Insurance Broker's Liability Expanded by the New York State Court of Appeals
In a 4 to 3 decision, the New York State Court of Appeals reversed a summary judgment award to an insurance broker that dismissed the client’s negligence cause of action, finding sufficient evidence of a special relationship to require a trial. See Voss v. Netherlands Ins. Co., 2014 N.Y. LEXIS 384, 1-15 (Feb. 25, 2014).
In 2004, the plaintiff obtained an insurance policy through the defendant broker that provided $75,000 in business interruption coverage. At the time the policy was obtained, the plaintiff questioned the broker as to whether the amount of business interruption coverage was sufficient and was allegedly told that the amount of coverage was adequate. According to the plaintiff, the broker told her that it would review her coverage annually as her businesses grew. Several years later, the plaintiff acquired a new building and added two new businesses to the location, while maintaining the same coverage. The building sustained a roof leak and a partial collapse of the roof in 2007 that resulted in two claims for business interruption, for which the plaintiff was paid $3,197 and $30,000. The policy was renewed shortly after the second loss, and the broker recommended that the plaintiff reduce the business interruption coverage limits to $30,000, which she agreed to. In 2008 there was a third loss, another partial roof collapse, that resulted in a claim and the lawsuit.
The plaintiff alleged that a special relationship existed with the broker and that the broker had negligently secured inadequate levels of business interruption coverage. The broker moved for summary judgment, contending that there was no special relationship and that the plaintiff was fully aware of the coverage limits of $75,000 and $30,000. The trial court granted the motion and the Appellate Division affirmed.

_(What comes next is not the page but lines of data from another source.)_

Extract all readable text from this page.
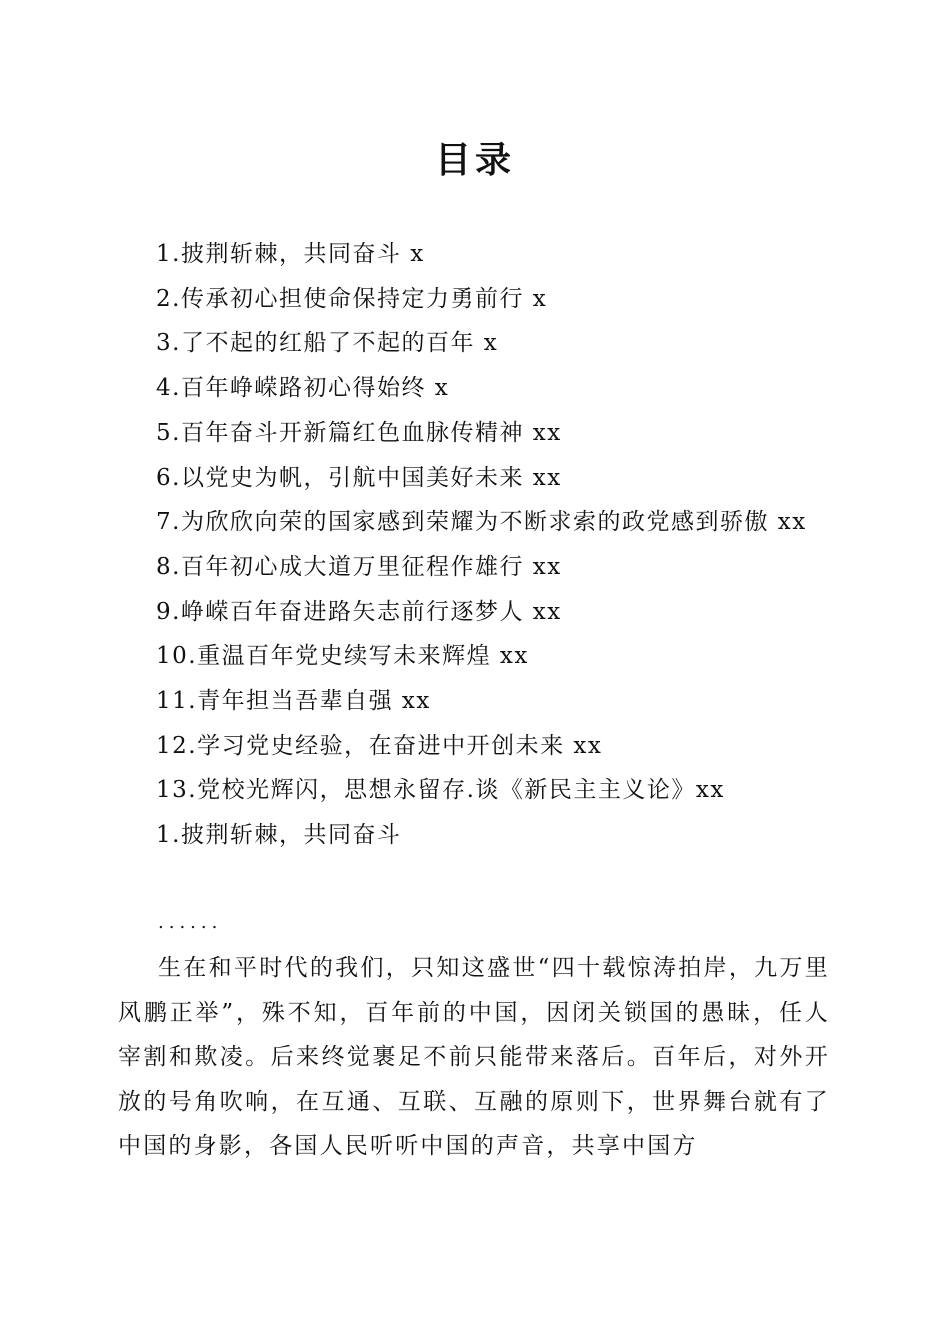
目录
1.披荆斩棘，共同奋斗 x
2.传承初心担使命保持定力勇前行 x
3.了不起的红船了不起的百年 x
4.百年峥嵘路初心得始终 x
5.百年奋斗开新篇红色血脉传精神 xx
6.以党史为帆，引航中国美好未来 xx
7.为欣欣向荣的国家感到荣耀为不断求索的政党感到骄傲 xx
8.百年初心成大道万里征程作雄行 xx
9.峥嵘百年奋进路矢志前行逐梦人 xx
10.重温百年党史续写未来辉煌 xx
11.青年担当吾辈自强 xx
12.学习党史经验，在奋进中开创未来 xx
13.党校光辉闪，思想永留存.谈《新民主主义论》xx
1.披荆斩棘，共同奋斗
......
生在和平时代的我们，只知这盛世“四十载惊涛拍岸，九万里风鹏正举”，殊不知，百年前的中国，因闭关锁国的愚昧，任人宰割和欺凌。后来终觉裹足不前只能带来落后。百年后，对外开放的号角吹响，在互通、互联、互融的原则下，世界舞台就有了中国的身影，各国人民听听中国的声音，共享中国方
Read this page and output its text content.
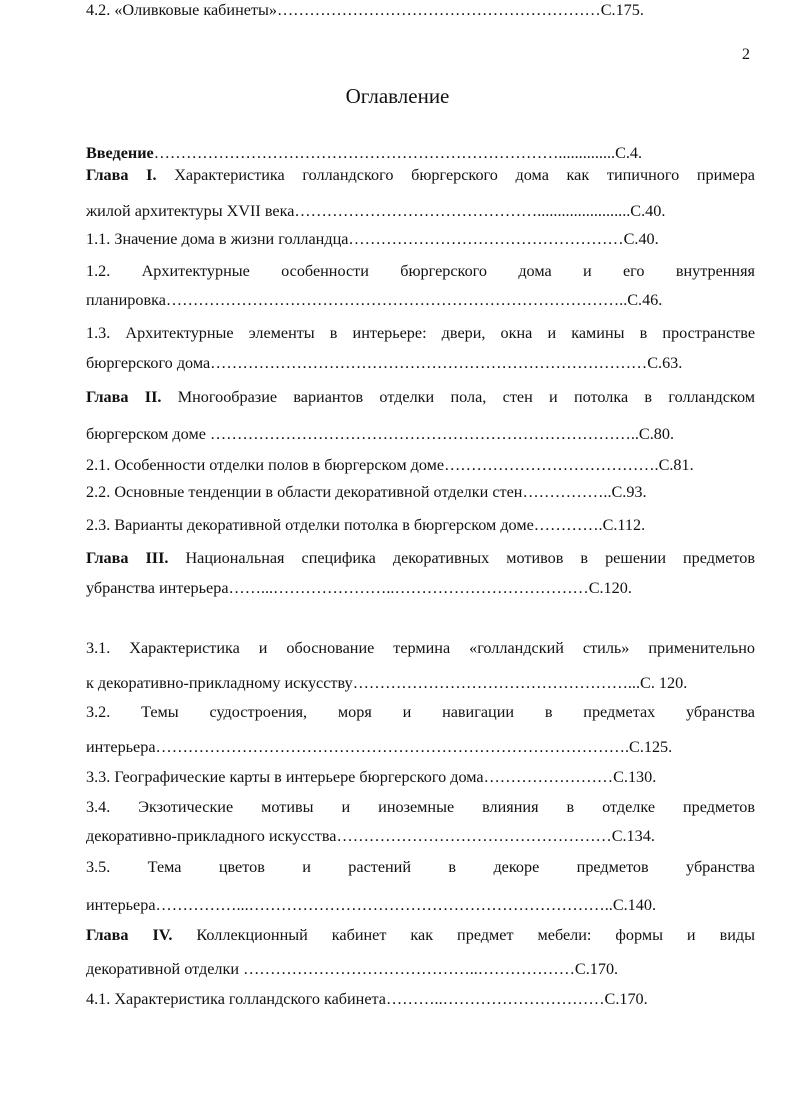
2
Оглавление
Введение…………………………………………………………………..............С.4.
Глава I. Характеристика голландского бюргерского дома как типичного примера
жилой архитектуры XVII века……………………………………….......................С.40.
1.1. Значение дома в жизни голландца……………………………………………С.40.
1.2. Архитектурные особенности бюргерского дома и его внутренняя
планировка…………………………………………………………………………..С.46.
1.3. Архитектурные элементы в интерьере: двери, окна и камины в пространстве
бюргерского дома………………………………………………………………………С.63.
Глава II. Многообразие вариантов отделки пола, стен и потолка в голландском
бюргерском доме ……………………………………………………………………..С.80.
2.1. Особенности отделки полов в бюргерском доме………………………………….С.81.
2.2. Основные тенденции в области декоративной отделки стен……………..С.93.
2.3. Варианты декоративной отделки потолка в бюргерском доме………….С.112.
Глава III. Национальная специфика декоративных мотивов в решении предметов
убранства интерьера……...…………………..………………………………С.120.
3.1. Характеристика и обоснование термина «голландский стиль» применительно
к декоративно-прикладному искусству……………………………………………...С. 120.
3.2. Темы судостроения, моря и навигации в предметах убранства
интерьера…………………………………………………………………………….С.125.
3.3. Географические карты в интерьере бюргерского дома……………………С.130.
3.4. Экзотические мотивы и иноземные влияния в отделке предметов
декоративно-прикладного искусства……………………………………………С.134.
3.5. Тема цветов и растений в декоре предметов убранства
интерьера……………...…………………………………………………………..С.140.
Глава IV. Коллекционный кабинет как предмет мебели: формы и виды
декоративной отделки ……………………………………..………………С.170.
4.1. Характеристика голландского кабинета………..…………………………С.170.
4.2. «Оливковые кабинеты»……………………………………………………С.175.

The Court of Appeals noted the general rule that a broker has a common law duty to obtain requested coverage within a reasonable time or inform of its inability to do so, but no continuing duty to advise, guide or direct a client as to additional coverage, unless there is a special relationship. Citing to its opinion in Murphy v. Kuhn, 90 N.Y.2d 266 (1997), the Court stated that a special relationship may be created in three exceptional situations: (1) where the agent receives compensation for consultation apart from premiums; (2) some interaction exists over a coverage question with the insured relying on the broker’s expertise; or (3) a course of dealing over an extended period of time which would have put an objectively reasonable insurance agent on notice that their advice was being sought and relied upon. It was the second situation that the Court addressed in Voss.
The Court concluded that the broker did not sustain its burden of proof to demonstrate there was no genuine issue of material fact as to whether a special relationship existed. The Court pointed to the interaction between the plaintiff and the broker at the beginning of the relationship when the broker allegedly stated that it would review the coverage annually and recommend adjustments as plaintiff’s businesses grew. The Court found that plaintiff’s awareness of the coverage limits did not defeat her claims as a matter of law. According to the Court, plaintiff’s knowledge of the limits was irrelevant where her claim against the broker was for negligently failing to recommend higher limits.
Judge Smith, writing for the dissent, noted there was no authority for finding a special relationship based upon a gratuitous promise to consult, where no consultation takes place. The dissent cautioned that the majority’s departure from precedent and the narrow view of an insurance agent’s duty will likely result in agents becoming back-up insurers, “a result neither sensible nor fair”.
The Court of Appeals did not change the general rule or the three types of situations giving rise to a special relationship. However, the Voss opinion suggests that a plaintiff can show the existence of a special relationship in the second situation by claiming reliance upon an oral promise by the broker or agent to review its coverage annually and to make recommendations. Attorneys representing insurance brokers and agents, as well as insurers providing errors and omissions coverage to them, should take note that the Voss opinion will result in increased exposure to these types of claims. It underscores the need for brokers and agents to follow best practices and to document interactions with their clients.